Like his sculpture in Viborg, Mogens Møller is a true heavyweight in the contemporary Danish art scene. For close to five decades, in a diverse artistic expression he has made a significant contribution to not just Danish art but also Danish landscapes and cityscapes with a range of distinctive artistic decorative projects.


Some decorative projects loyally blend in to their setting. Others seem to land with a thump, adding something radically new to the site. Møller’s sculpture for the Western High Court does both. Shaped like a giant hourglass, leaning slightly away from the courthouse, the monumental sculpture at first glance takes the viewer by surprise. However, as all Møller’s works in the public realm, TIMEGLASSET (The Hourglass) speaks of and to its surroundings:

‘The sculpture shows a timing device, measuring the time that elapses until the court reaches its decision on a case. What I would call the “fullness of time”; a premise that is in every sense appreciable, heavy and liberating for anyone involved in a court case,’ says Møller.

Monumental but open

Despite the monumental scale, TIMEGLASSET meets its viewer at eye level, as borne out by the sculpture’s prosaic title, which is without any suggestion of high-flown, overly lyrical or bombastic notions:

‘Mogens Møller’s sculpture has a clear-cut expression in a clean, simplified and recognizable form with no decorative embellishments. TIMEGLASSET is less a reflection of the artist’s perception and interpretation of the phenomenon of time than it is a straightforward representation of time, which we all sense, and probably sense in different ways. Precisely because it is not loaded down with implications, TIMEGLASSET generously leaves room for our own understanding,’ says Morten Kyndrup, acting chairman of the New Carlsberg Foundation.

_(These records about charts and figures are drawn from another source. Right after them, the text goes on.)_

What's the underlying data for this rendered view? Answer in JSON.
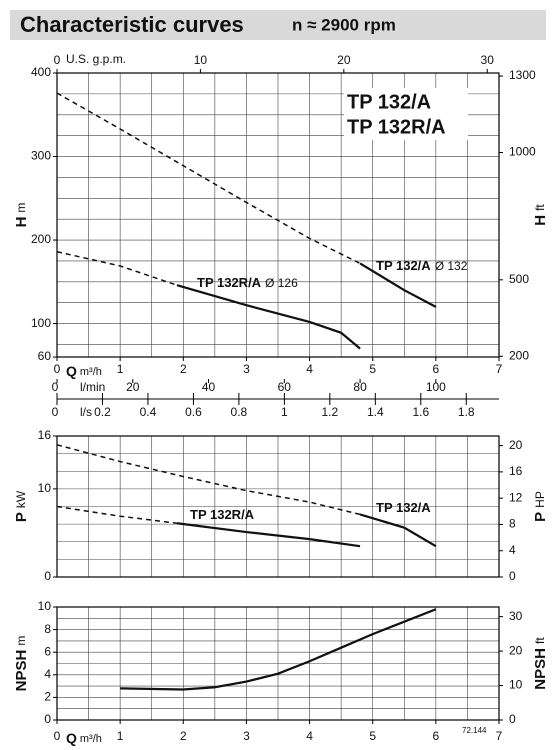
{
  "header": {
    "title": "Characteristic curves",
    "speed": "n ≈ 2900 rpm"
  },
  "chart_data": [
    {
      "type": "line",
      "ylabel": "H",
      "yunit": "m",
      "y2label": "H",
      "y2unit": "ft",
      "xlabel": "Q",
      "xunit": "m³/h",
      "xlim": [
        0,
        7
      ],
      "xticks": [
        0,
        1,
        2,
        3,
        4,
        5,
        6,
        7
      ],
      "xgrid": [
        0.5,
        1,
        1.5,
        2,
        2.5,
        3,
        3.5,
        4,
        4.5,
        5,
        5.5,
        6,
        6.5
      ],
      "ylim": [
        60,
        400
      ],
      "yticks": [
        60,
        100,
        200,
        300,
        400
      ],
      "ygrid": [
        75,
        100,
        125,
        150,
        175,
        200,
        225,
        250,
        275,
        300,
        325,
        350,
        375
      ],
      "y2lim": [
        197,
        1312
      ],
      "y2ticks": [
        200,
        500,
        1000,
        1300
      ],
      "top_axis": {
        "label": "U.S. g.p.m.",
        "lim": [
          0,
          30.82
        ],
        "ticks": [
          0,
          10,
          20,
          30
        ]
      },
      "extra_axes": [
        {
          "label": "l/min",
          "lim": [
            0,
            116.67
          ],
          "ticks": [
            0,
            20,
            40,
            60,
            80,
            100
          ]
        },
        {
          "label": "l/s",
          "lim": [
            0,
            1.944
          ],
          "ticks": [
            0,
            0.2,
            0.4,
            0.6,
            0.8,
            1,
            1.2,
            1.4,
            1.6,
            1.8
          ]
        }
      ],
      "box_labels": [
        "TP 132/A",
        "TP 132R/A"
      ],
      "annotations": [
        {
          "label": "TP 132/A",
          "size": "Ø 132"
        },
        {
          "label": "TP 132R/A",
          "size": "Ø 126"
        }
      ],
      "series": [
        {
          "color": "#111111",
          "dash_to": 4.8,
          "x": [
            0,
            1,
            2,
            3,
            4,
            4.8,
            5.5,
            6
          ],
          "values": [
            376,
            333,
            289,
            245,
            202,
            172,
            140,
            120
          ]
        },
        {
          "color": "#111111",
          "dash_to": 1.9,
          "x": [
            0,
            1,
            1.9,
            3,
            4,
            4.5,
            4.8
          ],
          "values": [
            186,
            169,
            146,
            122,
            102,
            89,
            70
          ]
        }
      ]
    },
    {
      "type": "line",
      "ylabel": "P",
      "yunit": "kW",
      "y2label": "P",
      "y2unit": "HP",
      "xlim": [
        0,
        7
      ],
      "xgrid": [
        0.5,
        1,
        1.5,
        2,
        2.5,
        3,
        3.5,
        4,
        4.5,
        5,
        5.5,
        6,
        6.5
      ],
      "ylim": [
        0,
        16
      ],
      "yticks": [
        0,
        10,
        16
      ],
      "ygrid": [
        2,
        4,
        6,
        8,
        10,
        12,
        14
      ],
      "y2lim": [
        0,
        21.46
      ],
      "y2ticks": [
        0,
        4,
        8,
        12,
        16,
        20
      ],
      "annotations": [
        {
          "label": "TP 132/A"
        },
        {
          "label": "TP 132R/A"
        }
      ],
      "series": [
        {
          "color": "#111111",
          "dash_to": 4.8,
          "x": [
            0,
            1,
            2,
            3,
            4,
            4.8,
            5.5,
            6
          ],
          "values": [
            15,
            13.1,
            11.4,
            9.8,
            8.5,
            7.1,
            5.6,
            3.5
          ]
        },
        {
          "color": "#111111",
          "dash_to": 1.9,
          "x": [
            0,
            1,
            1.9,
            3,
            4,
            4.8
          ],
          "values": [
            8,
            6.9,
            6.1,
            5.1,
            4.3,
            3.5
          ]
        }
      ]
    },
    {
      "type": "line",
      "ylabel": "NPSH",
      "yunit": "m",
      "y2label": "NPSH",
      "y2unit": "ft",
      "xlabel": "Q",
      "xunit": "m³/h",
      "xlim": [
        0,
        7
      ],
      "xticks": [
        0,
        1,
        2,
        3,
        4,
        5,
        6,
        7
      ],
      "xgrid": [
        0.5,
        1,
        1.5,
        2,
        2.5,
        3,
        3.5,
        4,
        4.5,
        5,
        5.5,
        6,
        6.5
      ],
      "ylim": [
        0,
        10
      ],
      "yticks": [
        0,
        2,
        4,
        6,
        8,
        10
      ],
      "ygrid": [
        1,
        2,
        3,
        4,
        5,
        6,
        7,
        8,
        9
      ],
      "y2lim": [
        0,
        32.8
      ],
      "y2ticks": [
        0,
        10,
        20,
        30
      ],
      "code": "72.144",
      "series": [
        {
          "color": "#111111",
          "x": [
            1,
            2,
            2.5,
            3,
            3.5,
            4,
            4.5,
            5,
            5.5,
            6
          ],
          "values": [
            2.8,
            2.7,
            2.9,
            3.4,
            4.1,
            5.2,
            6.4,
            7.6,
            8.7,
            9.8
          ]
        }
      ]
    }
  ]
}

Helle Bertun, president of the Western High Court, appreciates the New Carlsberg Foundation’s latest donation to the court:

‘The brewer Carl Jacobsen had a vision of making art as widely accessible as possible. And that has certainly been accomplished with Mogens Møller’s beautiful bronze sculpture, which the New Carlsberg Foundation donated to the High Court. The large, striking hourglass is recognizable from afar in the open square in front of the Court. It welcomes everyone who comes before the court to have their case heard, among others. For them, the time has come to have their case decided. TIMEGLASSET is also visible to the neighbours of the courthouse and to people going to and from the city centre. In that way, TIMEGLASSET reminds all passers-by of the passing of time, which continues moving forward, unaffected by all of us, running round like busy ants inside an anthill. We are grateful for this big, beautiful, compelling gift, which beautifully complements the materials used in the building, thus in its own way shaping and completing the architecture.’

About Mogens Møller

Mogens Møller graduated in 1966 from the Royal Danish Academy of Fine Arts, where he also served as a professor, at the School of Sculpture, from 1989 to 1998. From the outset, his orientation was towards the art scene in the United States, particularly minimalist art, which he was one of the first to introduce to Denmark through his work. In 1974, together with his colleagues Stig Brøgger and Hein Heinsen, he co-founded Instituttet for Skalakunst (the Institute of Scale Art), which played a pivotal role for the breakthrough of more conceptual art in Denmark.

Møller’s work is represented in many Danish museums, including the SMK – National Gallery of Denmark, KUNSTEN Museum of Modern Art Aalborg, Museum Jorn and HEART – Herning Museum of Contemporary Art. Møller’s ability to combine a spatial approach with local conditions and site history as well as more universal values in science and philosophy has led to a wide range of high-profile decorative projects around the country, including Zodiac at the Axeltorv in Copenhagen, Wiedeweldt 1731 in the garden of the Royal Danish Library, Stormklokken (Tocsin) in Haderslev and Monument og Trappe (Monument and Stair) (in collaboration with Dorte Dahlin) in the harbour area in Hirtshals. Throughout his career Møller has received numerous accolades and grants, including Carl Nielsen og Anne Marie Carl-Nielsens Legat, the Eckersberg Medal and the Thorvaldsen Medal.